La mise en place du comité d’organisation des JO d’hiver Alpes-2030 s’avère plus complexe que prévu. Après les nombreux rebondissements autour de la désignation d’Edgar Grospiron, la nomination du directeur général, initialement attendue ce lundi, a finalement été repoussée d’une semaine, alors que l’urgence se fait sentir.
La feuille de route semblait pourtant claire : nomination prévue lundi soir à la suite d’un bureau exécutif, puis première conférence de presse programmée mercredi à Lyon. Mais comme souvent avec Alpes-2030, le calendrier n’a pas été respecté et la désignation a été différée.
D’après plusieurs sources, Cyril Linette, ancien patron du PMU et de L’Équipe, tiendrait la corde. Et selon un élu souhaitant garder l’anonymat, « ce report n’est pas dû à un désaccord sur le nom ». « Ça fait un peu amateur certes, mais c’est plutôt un couac de communication. C’est toutefois révélateur : pour l’instant, la structure n’est pas opérationnelle et ça urge », ajoute-t-il.

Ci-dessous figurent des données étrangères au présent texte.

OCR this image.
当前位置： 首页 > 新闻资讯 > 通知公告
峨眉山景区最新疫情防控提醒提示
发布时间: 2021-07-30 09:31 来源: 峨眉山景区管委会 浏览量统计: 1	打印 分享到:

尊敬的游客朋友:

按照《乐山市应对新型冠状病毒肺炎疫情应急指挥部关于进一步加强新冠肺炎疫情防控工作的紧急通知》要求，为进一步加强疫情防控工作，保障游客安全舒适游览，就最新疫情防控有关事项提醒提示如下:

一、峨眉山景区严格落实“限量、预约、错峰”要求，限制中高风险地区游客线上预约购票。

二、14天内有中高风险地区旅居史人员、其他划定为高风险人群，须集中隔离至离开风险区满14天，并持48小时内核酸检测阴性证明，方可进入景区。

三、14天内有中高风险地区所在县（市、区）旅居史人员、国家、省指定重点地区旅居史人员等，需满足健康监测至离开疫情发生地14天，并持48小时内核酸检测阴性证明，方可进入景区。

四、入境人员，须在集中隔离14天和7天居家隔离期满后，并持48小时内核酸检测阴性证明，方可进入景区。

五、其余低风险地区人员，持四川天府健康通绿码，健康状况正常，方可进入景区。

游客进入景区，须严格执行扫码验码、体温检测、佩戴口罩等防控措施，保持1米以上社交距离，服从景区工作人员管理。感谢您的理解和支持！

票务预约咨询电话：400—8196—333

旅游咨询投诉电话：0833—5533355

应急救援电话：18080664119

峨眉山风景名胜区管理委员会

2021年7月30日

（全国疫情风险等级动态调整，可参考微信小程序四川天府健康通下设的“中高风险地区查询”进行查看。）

Coïncidence ou non, Pierre Moscovici, président de la Cour des comptes, a profité de la présentation de son rapport sur le Mondial de rugby 2023, mardi matin, pour adresser une critique directe à Alpes-2030. Il a affirmé que les recommandations concernant la clarification des règles de nomination à la tête des comités d’organisation s’appliquaient « en priorité » au projet olympique.
La nomination officielle devrait désormais être actée le 14 avril, à l’occasion de l’inauguration du siège de la Solidéo, la société en charge des infrastructures olympiques, à Marseille.
Cette nomination est attendue avec impatience par plusieurs élus engagés dans le projet, qui s’inquiètent de l’absence prolongée d’un directeur général, et plus généralement d’une organisation encore hésitante.
« Cela va accélérer les choses, avec notamment le recrutement des différents directeurs exécutifs », confie une source gouvernementale.
« Il faut siffler un peu la fin de la récré parce que tout cela a flotté un peu », reconnaît une source proche d’Alpes 2030.
Une fois le directeur général en poste, Edgar Grospiron pourra se concentrer plus efficacement sur la carte des sites de compétition — l’un de ses chantiers prioritaires — dont la présentation est attendue le 23 juin. Et le sujet s’annonce particulièrement délicat.
Les discussions se poursuivent en coulisses pour ménager les sensibilités et les attentes des élus, alors que deux régions sont concernées : Auvergne-Rhône-Alpes et Provence-Alpes-Côte d’Azur.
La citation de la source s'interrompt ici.